Daily Israel Report

Bahrain Becomes First Arab Country to Blacklist Hizbullah

Bahrain became the first Arab country to blacklist Hizbullah as a terrorist organization, citing its training of radical Shiite groups.
By Elad Benari
First Publish: 4/10/2013, 3:15 AM

Hizbullah supporters take part in demonstration in Tyre
Hizbullah supporters take part in demonstration in Tyre
AFP/Mahmoud Zayyat

Bahrain on Tuesday became the first Arab country to blacklist Hizbullah as a terrorist organization, the Al Arabiya network reports. The move came a week after the Bahraini parliament voted to label the group a terrorist organization.

Its alleged backing and training of radical Shiite groups against Bahrain was the main reason given for the decision, the report said.

The Bahraini cabinet has tasked the interior and foreign ministries with implementing the decision.

“The measure is to protect Bahrain’s security and stability from Hezbollah’s threats,” Bahraini MP Adil al-Asoumi told Al Arabiya.

There is evidence that Hizbulah is instigating violence against the government in Bahrain, Asoumi added.

Intelligence has been gathered from defected Syrian soldiers, who had previously “trained Bahraini cells, with Hizbullah backing, to carry out terrorist operations in the country,” Asoumi said.

The regime in Damascus has long been backed by its regional allies Hizbullah and Iran, who are both considered enemies of Manama.

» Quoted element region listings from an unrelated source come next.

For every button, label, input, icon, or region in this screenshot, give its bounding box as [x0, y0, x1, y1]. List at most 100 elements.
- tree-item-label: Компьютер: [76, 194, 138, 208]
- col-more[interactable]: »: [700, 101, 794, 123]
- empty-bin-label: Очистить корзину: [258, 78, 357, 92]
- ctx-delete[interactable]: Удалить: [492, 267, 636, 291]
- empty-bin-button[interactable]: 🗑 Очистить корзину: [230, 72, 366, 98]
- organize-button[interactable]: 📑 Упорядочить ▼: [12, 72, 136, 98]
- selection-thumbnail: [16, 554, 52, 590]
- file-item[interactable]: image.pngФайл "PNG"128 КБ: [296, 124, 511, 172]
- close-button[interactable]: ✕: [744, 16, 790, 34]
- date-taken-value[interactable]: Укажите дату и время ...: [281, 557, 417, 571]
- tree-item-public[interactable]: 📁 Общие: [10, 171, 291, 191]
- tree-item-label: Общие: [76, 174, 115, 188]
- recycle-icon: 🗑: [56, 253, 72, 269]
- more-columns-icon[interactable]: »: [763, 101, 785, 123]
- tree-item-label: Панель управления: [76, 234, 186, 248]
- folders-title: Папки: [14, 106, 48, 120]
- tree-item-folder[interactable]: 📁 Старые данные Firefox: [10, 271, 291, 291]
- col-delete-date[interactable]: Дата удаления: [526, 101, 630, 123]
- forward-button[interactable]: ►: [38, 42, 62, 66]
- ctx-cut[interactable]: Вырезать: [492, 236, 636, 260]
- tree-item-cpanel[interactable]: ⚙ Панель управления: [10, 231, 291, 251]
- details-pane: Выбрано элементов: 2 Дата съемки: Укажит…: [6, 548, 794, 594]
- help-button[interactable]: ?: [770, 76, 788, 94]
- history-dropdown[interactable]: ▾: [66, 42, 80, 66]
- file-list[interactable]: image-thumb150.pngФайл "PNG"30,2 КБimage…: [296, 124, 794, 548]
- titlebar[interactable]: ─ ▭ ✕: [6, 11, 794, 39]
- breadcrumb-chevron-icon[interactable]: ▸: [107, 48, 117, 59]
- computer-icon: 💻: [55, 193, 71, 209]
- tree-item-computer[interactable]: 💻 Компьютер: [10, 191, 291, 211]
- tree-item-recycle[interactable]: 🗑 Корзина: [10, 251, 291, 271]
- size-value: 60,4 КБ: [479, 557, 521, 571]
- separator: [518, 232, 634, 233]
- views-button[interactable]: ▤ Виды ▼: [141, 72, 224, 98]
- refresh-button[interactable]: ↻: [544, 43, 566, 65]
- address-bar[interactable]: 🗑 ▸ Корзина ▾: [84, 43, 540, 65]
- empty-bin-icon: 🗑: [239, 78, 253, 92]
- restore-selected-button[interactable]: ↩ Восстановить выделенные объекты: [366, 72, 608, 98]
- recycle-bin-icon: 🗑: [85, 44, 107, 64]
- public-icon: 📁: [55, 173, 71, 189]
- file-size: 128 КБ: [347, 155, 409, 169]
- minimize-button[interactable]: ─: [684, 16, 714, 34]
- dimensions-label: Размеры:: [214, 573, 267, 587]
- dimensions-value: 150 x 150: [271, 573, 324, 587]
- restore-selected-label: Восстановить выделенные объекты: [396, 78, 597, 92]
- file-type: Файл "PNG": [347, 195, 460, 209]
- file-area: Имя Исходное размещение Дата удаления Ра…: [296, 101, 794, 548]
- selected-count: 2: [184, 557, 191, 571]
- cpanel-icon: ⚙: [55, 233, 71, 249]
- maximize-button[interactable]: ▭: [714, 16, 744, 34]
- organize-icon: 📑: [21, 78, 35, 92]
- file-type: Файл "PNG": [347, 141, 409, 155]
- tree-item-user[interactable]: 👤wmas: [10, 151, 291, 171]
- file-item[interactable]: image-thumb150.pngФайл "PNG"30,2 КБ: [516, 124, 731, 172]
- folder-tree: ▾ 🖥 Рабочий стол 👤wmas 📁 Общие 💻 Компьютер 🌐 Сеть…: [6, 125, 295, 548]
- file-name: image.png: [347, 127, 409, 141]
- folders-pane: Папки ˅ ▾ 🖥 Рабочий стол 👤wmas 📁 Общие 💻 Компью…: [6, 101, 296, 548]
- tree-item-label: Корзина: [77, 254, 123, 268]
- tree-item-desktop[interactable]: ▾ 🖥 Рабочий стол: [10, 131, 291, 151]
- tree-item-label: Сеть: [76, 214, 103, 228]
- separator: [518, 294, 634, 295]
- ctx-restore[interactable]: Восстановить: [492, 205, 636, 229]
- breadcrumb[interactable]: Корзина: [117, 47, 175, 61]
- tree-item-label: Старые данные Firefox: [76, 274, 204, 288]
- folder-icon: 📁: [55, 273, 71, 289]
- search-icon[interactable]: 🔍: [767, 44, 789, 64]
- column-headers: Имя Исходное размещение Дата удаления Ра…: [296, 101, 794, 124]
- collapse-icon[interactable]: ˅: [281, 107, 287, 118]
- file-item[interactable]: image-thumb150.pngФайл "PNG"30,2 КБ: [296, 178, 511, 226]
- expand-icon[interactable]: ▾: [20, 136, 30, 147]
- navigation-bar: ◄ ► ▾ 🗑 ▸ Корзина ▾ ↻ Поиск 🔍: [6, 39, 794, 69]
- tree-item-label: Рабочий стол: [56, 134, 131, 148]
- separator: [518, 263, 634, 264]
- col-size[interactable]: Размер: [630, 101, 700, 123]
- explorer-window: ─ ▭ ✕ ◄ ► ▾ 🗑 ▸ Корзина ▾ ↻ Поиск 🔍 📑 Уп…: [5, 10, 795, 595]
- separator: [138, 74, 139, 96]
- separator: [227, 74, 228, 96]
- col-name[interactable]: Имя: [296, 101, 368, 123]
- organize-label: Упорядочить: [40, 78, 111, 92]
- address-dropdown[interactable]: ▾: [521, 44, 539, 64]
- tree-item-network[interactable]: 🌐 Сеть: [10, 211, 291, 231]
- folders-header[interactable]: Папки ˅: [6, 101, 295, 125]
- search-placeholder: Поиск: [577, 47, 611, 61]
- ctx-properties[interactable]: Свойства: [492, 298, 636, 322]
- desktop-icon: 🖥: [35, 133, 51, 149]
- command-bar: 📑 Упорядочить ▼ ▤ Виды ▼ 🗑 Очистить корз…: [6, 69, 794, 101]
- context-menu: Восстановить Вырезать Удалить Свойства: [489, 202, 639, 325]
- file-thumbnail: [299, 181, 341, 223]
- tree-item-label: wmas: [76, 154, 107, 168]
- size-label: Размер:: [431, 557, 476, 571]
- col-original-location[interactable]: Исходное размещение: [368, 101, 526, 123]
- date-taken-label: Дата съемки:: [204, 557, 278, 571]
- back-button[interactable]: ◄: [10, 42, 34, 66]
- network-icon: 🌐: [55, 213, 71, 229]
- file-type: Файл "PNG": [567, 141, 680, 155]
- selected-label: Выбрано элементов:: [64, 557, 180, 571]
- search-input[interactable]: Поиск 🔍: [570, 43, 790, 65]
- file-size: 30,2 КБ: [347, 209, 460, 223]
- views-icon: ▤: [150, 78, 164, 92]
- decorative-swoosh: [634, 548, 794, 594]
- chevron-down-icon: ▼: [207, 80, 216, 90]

“When we were in Syrian refugee camps in Turkey, we met with defected Syrian soldiers. They told us that in the past years, the Syrian regime was conspiring against the people of Bahrain” in coordination with Iran and Hizbullah, Abdulhalim Murad, deputy head of Bahrain’s Islamist al-Asala bloc, told Al Arabiya.

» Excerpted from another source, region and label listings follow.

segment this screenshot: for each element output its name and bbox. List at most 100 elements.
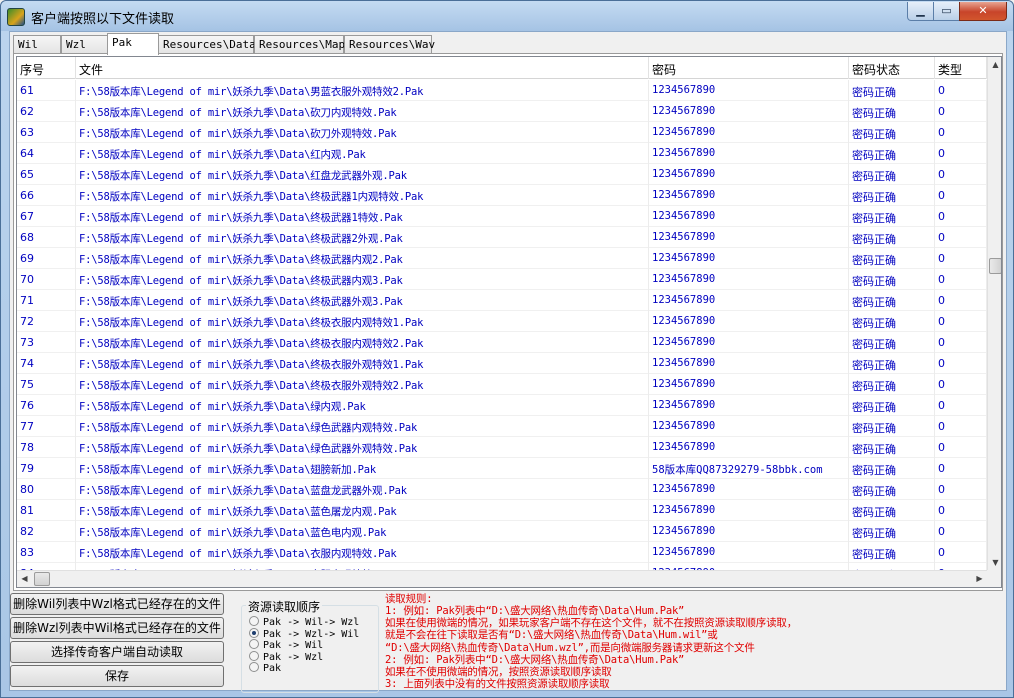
scroll-left-arrow-icon[interactable]: ◀ — [17, 571, 32, 587]
radio-button-icon[interactable] — [249, 627, 259, 638]
cell-file-path: F:\58版本库\Legend of mir\妖杀九季\Data\绿内观.Pak — [76, 395, 649, 416]
table-row[interactable]: 84F:\58版本库\Legend of mir\妖杀九季\Data\衣服内观特… — [17, 563, 987, 570]
cell-file-path: F:\58版本库\Legend of mir\妖杀九季\Data\终极武器1特效… — [76, 206, 649, 227]
horizontal-scrollbar[interactable]: ◀ ▶ — [17, 570, 987, 587]
cell-password-status: 密码正确 — [849, 206, 935, 227]
cell-file-path: F:\58版本库\Legend of mir\妖杀九季\Data\蓝色电内观.P… — [76, 521, 649, 542]
cell-index: 61 — [17, 80, 76, 101]
radio-button-icon[interactable] — [249, 639, 259, 649]
resource-order-option[interactable]: Pak -> Wil — [249, 639, 323, 651]
cell-password-status: 密码正确 — [849, 311, 935, 332]
scroll-right-arrow-icon[interactable]: ▶ — [972, 571, 987, 587]
table-row[interactable]: 75 F:\58版本库\Legend of mir\妖杀九季\Data\终极衣服外… — [17, 374, 987, 395]
table-row[interactable]: 68 F:\58版本库\Legend of mir\妖杀九季\Data\终极武器2… — [17, 227, 987, 248]
tab-wzl[interactable]: Wzl — [61, 35, 109, 54]
cell-file-path: F:\58版本库\Legend of mir\妖杀九季\Data\蓝盘龙武器外观… — [76, 479, 649, 500]
table-row[interactable]: 73 F:\58版本库\Legend of mir\妖杀九季\Data\终极衣服内… — [17, 332, 987, 353]
cell-type: 0 — [935, 80, 987, 101]
tab-pak[interactable]: Pak — [107, 33, 159, 55]
horizontal-scroll-thumb[interactable] — [34, 572, 50, 586]
cell-type: 0 — [935, 206, 987, 227]
table-row[interactable]: 71 F:\58版本库\Legend of mir\妖杀九季\Data\终极武器外… — [17, 290, 987, 311]
scroll-down-arrow-icon[interactable]: ▼ — [988, 555, 1001, 570]
vertical-scrollbar[interactable]: ▲ ▼ — [987, 57, 1001, 570]
table-row[interactable]: 70 F:\58版本库\Legend of mir\妖杀九季\Data\终极武器内… — [17, 269, 987, 290]
cell-type: 0 — [935, 143, 987, 164]
cell-type: 0 — [935, 521, 987, 542]
cell-type: 0 — [935, 563, 987, 570]
column-header-type[interactable]: 类型 — [935, 57, 987, 79]
radio-button-icon[interactable] — [249, 616, 259, 626]
table-row[interactable]: 77 F:\58版本库\Legend of mir\妖杀九季\Data\绿色武器内… — [17, 416, 987, 437]
table-row[interactable]: 65 F:\58版本库\Legend of mir\妖杀九季\Data\红盘龙武器… — [17, 164, 987, 185]
cell-file-path: F:\58版本库\Legend of mir\妖杀九季\Data\男蓝衣服外观特… — [76, 80, 649, 101]
cell-file-path: F:\58版本库\Legend of mir\妖杀九季\Data\终极衣服外观特… — [76, 374, 649, 395]
table-row[interactable]: 66 F:\58版本库\Legend of mir\妖杀九季\Data\终极武器1… — [17, 185, 987, 206]
cell-file-path: F:\58版本库\Legend of mir\妖杀九季\Data\终极武器内观2… — [76, 248, 649, 269]
tab-resources-data[interactable]: Resources\Data — [158, 35, 256, 54]
table-row[interactable]: 74 F:\58版本库\Legend of mir\妖杀九季\Data\终极衣服外… — [17, 353, 987, 374]
table-row[interactable]: 63 F:\58版本库\Legend of mir\妖杀九季\Data\砍刀外观特… — [17, 122, 987, 143]
cell-file-path: F:\58版本库\Legend of mir\妖杀九季\Data\红盘龙武器外观… — [76, 164, 649, 185]
resource-order-option[interactable]: Pak — [249, 662, 281, 674]
maximize-button[interactable]: ▭ — [933, 2, 960, 21]
column-header-password-status[interactable]: 密码状态 — [849, 57, 935, 79]
table-row[interactable]: 80 F:\58版本库\Legend of mir\妖杀九季\Data\蓝盘龙武器… — [17, 479, 987, 500]
pak-file-list[interactable]: 序号 文件 密码 密码状态 类型 61 F:\58版本库\Legend of mi… — [16, 56, 1002, 588]
resource-order-option[interactable]: Pak -> Wil-> Wzl — [249, 616, 359, 628]
cell-password-status: 密码正确 — [849, 374, 935, 395]
cell-type: 0 — [935, 185, 987, 206]
client-area: Wil Wzl Pak Resources\Data Resources\Map… — [9, 31, 1007, 691]
cell-index: 70 — [17, 269, 76, 290]
cell-password-status: 密码正确 — [849, 542, 935, 563]
table-row[interactable]: 78 F:\58版本库\Legend of mir\妖杀九季\Data\绿色武器外… — [17, 437, 987, 458]
title-bar[interactable]: 客户端按照以下文件读取 ▁ ▭ ✕ — [1, 1, 1013, 31]
cell-password-status: 密码正确 — [849, 185, 935, 206]
resource-order-option[interactable]: Pak -> Wzl — [249, 650, 323, 663]
radio-button-icon[interactable] — [249, 650, 259, 661]
cell-password: 1234567890 — [649, 479, 849, 500]
resource-order-option-label: Pak — [263, 663, 282, 674]
cell-password-status: 密码正确 — [849, 122, 935, 143]
column-header-password[interactable]: 密码 — [649, 57, 849, 79]
cell-password-status: 密码正确 — [849, 101, 935, 122]
auto-read-client-button[interactable]: 选择传奇客户端自动读取 — [10, 641, 224, 663]
table-row[interactable]: 82 F:\58版本库\Legend of mir\妖杀九季\Data\蓝色电内观… — [17, 521, 987, 542]
delete-wzl-duplicates-button[interactable]: 删除Wzl列表中Wil格式已经存在的文件 — [10, 617, 224, 639]
tab-resources-map[interactable]: Resources\Map — [254, 35, 345, 54]
resource-order-option[interactable]: Pak -> Wzl-> Wil — [249, 627, 359, 640]
column-header-file[interactable]: 文件 — [76, 57, 649, 79]
close-button[interactable]: ✕ — [959, 2, 1007, 21]
list-header: 序号 文件 密码 密码状态 类型 — [17, 57, 987, 79]
cell-password: 1234567890 — [649, 227, 849, 248]
app-window: 客户端按照以下文件读取 ▁ ▭ ✕ Wil Wzl Pak Resources\… — [0, 0, 1014, 698]
table-row[interactable]: 76 F:\58版本库\Legend of mir\妖杀九季\Data\绿内观.P… — [17, 395, 987, 416]
cell-password: 1234567890 — [649, 521, 849, 542]
cell-index: 69 — [17, 248, 76, 269]
cell-type: 0 — [935, 395, 987, 416]
minimize-button[interactable]: ▁ — [907, 2, 934, 21]
vertical-scroll-thumb[interactable] — [989, 258, 1001, 274]
scroll-corner — [987, 570, 1001, 587]
cell-file-path: F:\58版本库\Legend of mir\妖杀九季\Data\蓝色屠龙内观.… — [76, 500, 649, 521]
scroll-up-arrow-icon[interactable]: ▲ — [988, 57, 1001, 72]
table-row[interactable]: 81 F:\58版本库\Legend of mir\妖杀九季\Data\蓝色屠龙内… — [17, 500, 987, 521]
table-row[interactable]: 83 F:\58版本库\Legend of mir\妖杀九季\Data\衣服内观特… — [17, 542, 987, 563]
cell-index: 71 — [17, 290, 76, 311]
cell-password-status: 密码正确 — [849, 479, 935, 500]
radio-button-icon[interactable] — [249, 662, 259, 672]
table-row[interactable]: 67 F:\58版本库\Legend of mir\妖杀九季\Data\终极武器1… — [17, 206, 987, 227]
table-row[interactable]: 69 F:\58版本库\Legend of mir\妖杀九季\Data\终极武器内… — [17, 248, 987, 269]
column-header-index[interactable]: 序号 — [17, 57, 76, 79]
resource-order-title: 资源读取顺序 — [246, 598, 323, 615]
table-row[interactable]: 79 F:\58版本库\Legend of mir\妖杀九季\Data\翅膀新加.… — [17, 458, 987, 479]
table-row[interactable]: 62 F:\58版本库\Legend of mir\妖杀九季\Data\砍刀内观特… — [17, 101, 987, 122]
table-row[interactable]: 72 F:\58版本库\Legend of mir\妖杀九季\Data\终极衣服内… — [17, 311, 987, 332]
resource-order-option-label: Pak -> Wil-> Wzl — [263, 617, 360, 628]
delete-wil-duplicates-button[interactable]: 删除Wil列表中Wzl格式已经存在的文件 — [10, 593, 224, 615]
tab-resources-wav[interactable]: Resources\Wav — [344, 35, 435, 54]
table-row[interactable]: 61 F:\58版本库\Legend of mir\妖杀九季\Data\男蓝衣服外… — [17, 80, 987, 101]
table-row[interactable]: 64 F:\58版本库\Legend of mir\妖杀九季\Data\红内观.P… — [17, 143, 987, 164]
save-button[interactable]: 保存 — [10, 665, 224, 687]
tab-wil[interactable]: Wil — [13, 35, 61, 54]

Hizbullah is not only a threat to Bahrain, but the rest of the Gulf region, so “we call on our Gulf brethren to confront the terrorist organization to secure Gulf security,” said Asoumi.

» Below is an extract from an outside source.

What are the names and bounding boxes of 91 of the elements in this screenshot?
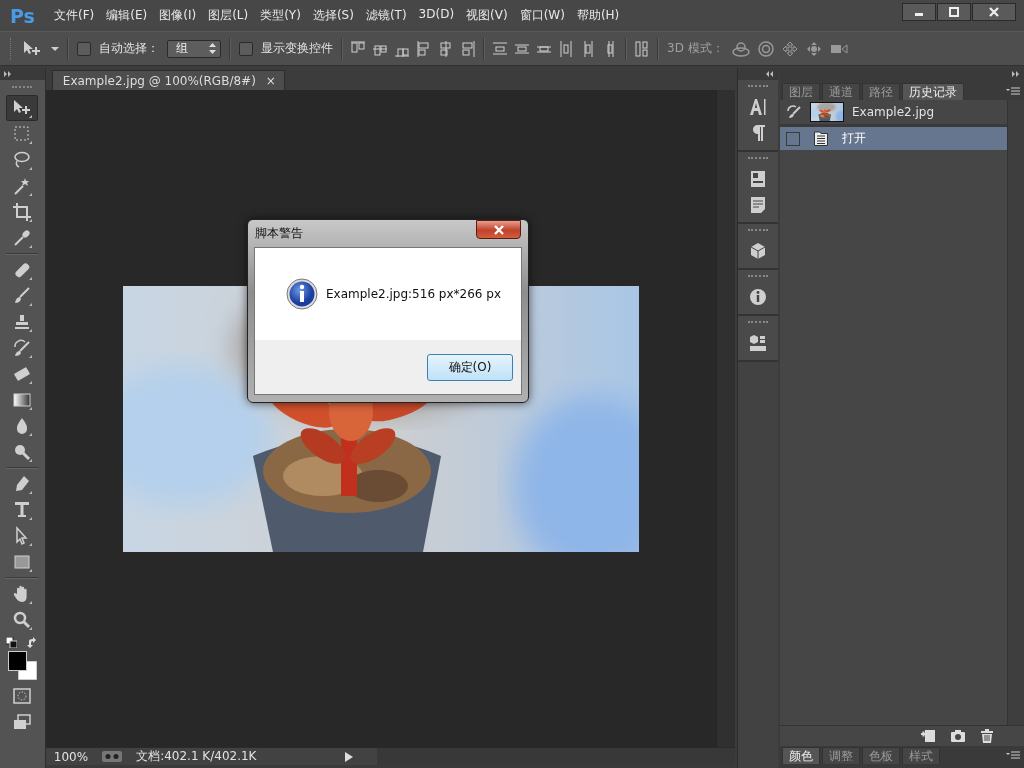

In November, Bahraini police arrested four suspects in connection with bombings that killed two Asian expatriates in the capital Manama and fingered Hizbullah as being behind the attacks.

In recent months, pressure on the European Union to add Hizbullah to the list of recognized terror groups has increased, particularly since Bulgaria named the terror group as being behind the terrorist attack in Burgas last July, in which five Israelis were killed.

However, diplomats have indicated that it is unlikely that Europe will name Hizbullah a terrorist organization because of its political strength in Lebanon.